After dropping off My Darling B at the front door of the Hill Farms office building, I drove back the way we’d come, turned off the main road into the entrance to the arboretum, and had a walk around the grounds for thirty or forty minutes. At first, I just walked up the road. My goal was to go to the top of a hill to watch the sunrise, but when I got there I could see I was going to be waiting a while. It was too cold to just stand around and wait, so I stepped off the road onto a trailhead to wander around in the trees and bushes for a while. Turns out there are a lot of turkeys living on the grounds of the arboretum. Big ones. They roam the grounds in groups of three or four, and they’re big enough that they made me wonder if I should be worried about spooking them. No, it turned out. It’s a cliche, but they really were more scared of me than I was of them. They gave me the side-eye and slowly moved off to one side or another whenever I approached, never letting me get any closer than twenty yards, which was just fine with me.

I returned to the car just as the sun came up, throwing the trees into a bright golden light, a gorgeous sight I naturally tried to capture by taking a photo. Failed utterly. And I knew I was going to fail even as I took my camera out of my pocket. I’ve tried dozens of times to capture the beauty of a sunrise with a photo, often enough to get the feeling it can’t be done, but I did it anyway. Maybe I’ll get lucky one day.

After the arboretum I went to a locally-owned coffee shop, savored a danish covered in shaved almonds and nursed a cup of coffee for a little over an hour while I read about the latest garbage fires on Twitter. Unsurprisingly, most of them had something to do with Trump. I say “unsurprisingly” because there is no one who can set Twitter on fire like Trump can. My Twitter feed used to be mostly tweets from the people who use robots to explore Mars, Pluto and Saturn, or from my favorite comedians (if you’re not familiar with Hari Kondabolu, you really ought to do something about that right now), or from kittens and puppies. I get a real kick out of the idea that kittens and puppies can have their own Twitter feeds.

But lately, and again this does not seem surprising to me, all those people have been increasingly voicing their concerns about Trump, even the person who was tweeting sarcastically as the Mars Rover, and generally speaking, the kind of people who explore other planets are smart people. So are comedians (at least the funny ones are; how the unsmart, unfunny ones stay in business is a mystery to me). I’ve followed their arguments and I’ve read up on the ones that really worried me, and I’m going to have to stop doing that because it makes me want to emigrate to the Moon. If only there were a moon base.

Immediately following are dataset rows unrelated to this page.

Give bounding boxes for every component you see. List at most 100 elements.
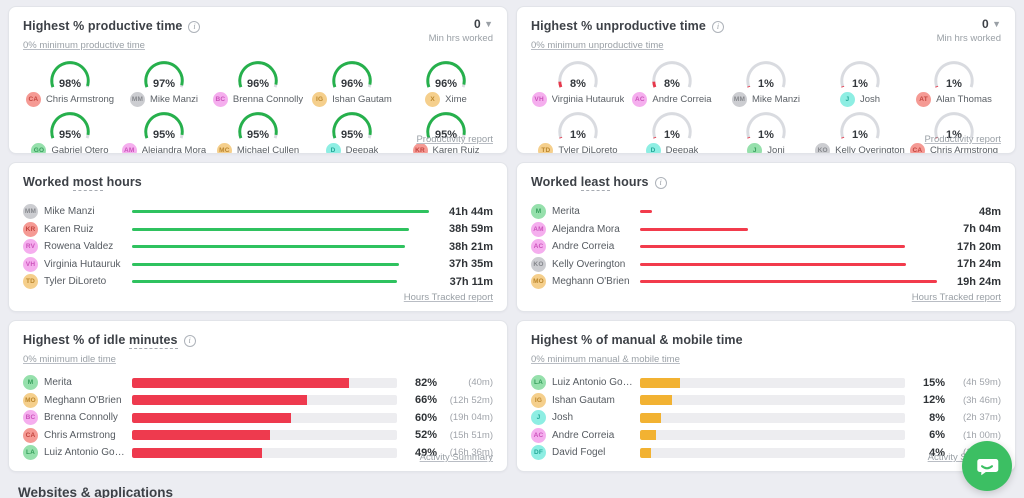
avatar: RV bbox=[23, 239, 38, 255]
hours-row: TD Tyler DiLoreto 37h 11m bbox=[23, 273, 493, 291]
user-name: Ishan Gautam bbox=[552, 394, 615, 406]
gauge: 1% bbox=[740, 110, 792, 141]
gauge: 8% bbox=[552, 59, 604, 90]
activity-summary-link[interactable]: Activity Summary bbox=[420, 452, 493, 463]
user-name: Alejandra Mora bbox=[141, 145, 207, 154]
hours-tracked-report-link[interactable]: Hours Tracked report bbox=[404, 292, 493, 303]
hours-bar-list: MM Mike Manzi 41h 44m KR Karen Ruiz 38h 59m RV… bbox=[23, 203, 493, 291]
avatar: BC bbox=[212, 92, 228, 107]
avatar: D bbox=[325, 143, 341, 153]
chat-widget-button[interactable] bbox=[962, 441, 1012, 491]
bar bbox=[640, 262, 937, 266]
avatar: MM bbox=[731, 92, 747, 107]
avatar: M bbox=[23, 375, 38, 391]
gauge-cell: 1% D Deepak bbox=[625, 110, 719, 154]
tooltip-term[interactable]: minutes bbox=[128, 333, 178, 349]
avatar: IG bbox=[531, 392, 546, 408]
bar-track bbox=[132, 412, 397, 423]
productivity-report-link[interactable]: Productivity report bbox=[924, 134, 1001, 145]
tooltip-term[interactable]: least bbox=[580, 175, 610, 191]
user-name: Deepak bbox=[665, 145, 699, 154]
user-name: Mike Manzi bbox=[751, 94, 801, 105]
user-name: Tyler DiLoreto bbox=[558, 145, 618, 154]
gauge-cell: 1% KO Kelly Overington bbox=[813, 110, 907, 154]
bar-fill bbox=[640, 280, 937, 284]
gauge-user: MC Michael Cullen bbox=[216, 143, 299, 153]
user-name: Gabriel Otero bbox=[51, 145, 109, 154]
min-manual-filter-link[interactable]: 0% minimum manual & mobile time bbox=[531, 354, 680, 365]
bar-fill bbox=[132, 377, 350, 388]
hours-bar-list: M Merita 48m AM Alejandra Mora 7h 04m AC Andre … bbox=[531, 203, 1001, 291]
bar-track bbox=[132, 377, 397, 388]
bar bbox=[132, 227, 429, 231]
user-name: Andre Correia bbox=[552, 241, 615, 253]
bar bbox=[132, 280, 429, 284]
gauge-percent-value: 1% bbox=[758, 78, 774, 90]
avatar: MC bbox=[216, 143, 232, 153]
gauge-percent-value: 95% bbox=[340, 129, 364, 141]
user-name: Xime bbox=[445, 94, 467, 105]
hours-value: 19h 24m bbox=[956, 275, 1001, 288]
gauge-user: AM Alejandra Mora bbox=[121, 143, 207, 154]
gauge-user: D Deepak bbox=[645, 143, 699, 154]
user-name: Josh bbox=[552, 412, 574, 424]
productivity-report-link[interactable]: Productivity report bbox=[416, 134, 493, 145]
min-unproductive-filter-link[interactable]: 0% minimum unproductive time bbox=[531, 40, 664, 51]
user-name: Mike Manzi bbox=[149, 94, 199, 105]
user-name: Mike Manzi bbox=[44, 206, 95, 218]
bar bbox=[132, 210, 429, 214]
user-name: Kelly Overington bbox=[552, 258, 626, 270]
min-hours-dropdown[interactable]: 0 ▼ bbox=[937, 17, 1001, 31]
bar bbox=[640, 245, 937, 249]
min-idle-filter-link[interactable]: 0% minimum idle time bbox=[23, 354, 116, 365]
card-title: Worked most hours bbox=[23, 175, 142, 191]
user-name: Virginia Hutauruk bbox=[551, 94, 625, 105]
avatar: J bbox=[531, 410, 546, 426]
gauge: 95% bbox=[326, 110, 378, 141]
bar-fill bbox=[132, 227, 410, 231]
percent-row: MO Meghann O'Brien 66% (12h 52m) bbox=[23, 392, 493, 410]
info-icon[interactable]: i bbox=[654, 177, 667, 189]
bar-track bbox=[640, 377, 905, 388]
bar-fill bbox=[132, 210, 429, 214]
gauge-cell: 1% TD Tyler DiLoreto bbox=[531, 110, 625, 154]
hours-value: 17h 20m bbox=[956, 240, 1001, 253]
chevron-down-icon: ▼ bbox=[992, 19, 1001, 29]
user-name: Chris Armstrong bbox=[45, 94, 115, 105]
bar-fill bbox=[132, 245, 405, 249]
info-icon[interactable]: i bbox=[188, 21, 201, 33]
min-hours-dropdown[interactable]: 0 ▼ bbox=[429, 17, 493, 31]
min-productive-filter-link[interactable]: 0% minimum productive time bbox=[23, 40, 145, 51]
hours-tracked-report-link[interactable]: Hours Tracked report bbox=[912, 292, 1001, 303]
duration-value: (15h 51m) bbox=[449, 429, 493, 441]
avatar: MM bbox=[129, 92, 145, 107]
bar bbox=[132, 245, 429, 249]
gauge-user: CA Chris Armstrong bbox=[25, 92, 115, 107]
user-name: Kelly Overington bbox=[835, 145, 905, 154]
avatar: VH bbox=[23, 256, 38, 272]
hours-row: AC Andre Correia 17h 20m bbox=[531, 238, 1001, 256]
percent-value: 12% bbox=[922, 394, 945, 407]
chat-bubble-icon bbox=[977, 459, 999, 476]
min-hours-caption: Min hrs worked bbox=[428, 33, 493, 44]
gauge-percent-value: 1% bbox=[852, 78, 868, 90]
gauge-cell: 97% MM Mike Manzi bbox=[117, 59, 211, 107]
card-manual-mobile-time: Highest % of manual & mobile time 0% min… bbox=[516, 320, 1016, 472]
card-worked-least-hours: Worked least hours i M Merita 48m AM Alejandr… bbox=[516, 162, 1016, 312]
user-name: Deepak bbox=[345, 145, 379, 154]
hours-row: VH Virginia Hutauruk 37h 35m bbox=[23, 256, 493, 274]
avatar: AC bbox=[531, 239, 546, 255]
tooltip-term[interactable]: most bbox=[72, 175, 104, 191]
percent-bar-list: LA Luiz Antonio Gou... 15% (4h 59m) IG Ishan … bbox=[531, 374, 1001, 462]
info-icon[interactable]: i bbox=[711, 21, 724, 33]
avatar: D bbox=[645, 143, 661, 153]
gauge-cell: 95% GO Gabriel Otero bbox=[23, 110, 117, 154]
hours-value: 37h 35m bbox=[448, 258, 493, 271]
gauge: 1% bbox=[552, 110, 604, 141]
percent-value: 8% bbox=[929, 411, 945, 424]
percent-row: CA Chris Armstrong 52% (15h 51m) bbox=[23, 427, 493, 445]
info-icon[interactable]: i bbox=[183, 335, 196, 347]
gauge-user: AT Alan Thomas bbox=[916, 92, 992, 107]
percent-row: LA Luiz Antonio Gou... 15% (4h 59m) bbox=[531, 374, 1001, 392]
bar-track bbox=[132, 447, 397, 458]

The kittens and puppies that I follow have not yet weighed in on Trump. I figure it’s only a matter of time.

I felt that I may have hung out in the coffee shop probably a little longer than decorum would have normally allowed, although there was one guy with a laptop who was taking up a table for four with all the work he had spread out, and he wasn’t even drinking coffee, so maybe I’m still okay. The coffee shop I went to is right next door to a public library, so I ducked in there for the rest of the time I had left, batted out this drivel, and then wandered the stacks for a while, just to be with the books. You really can’t go wrong by just being with the books.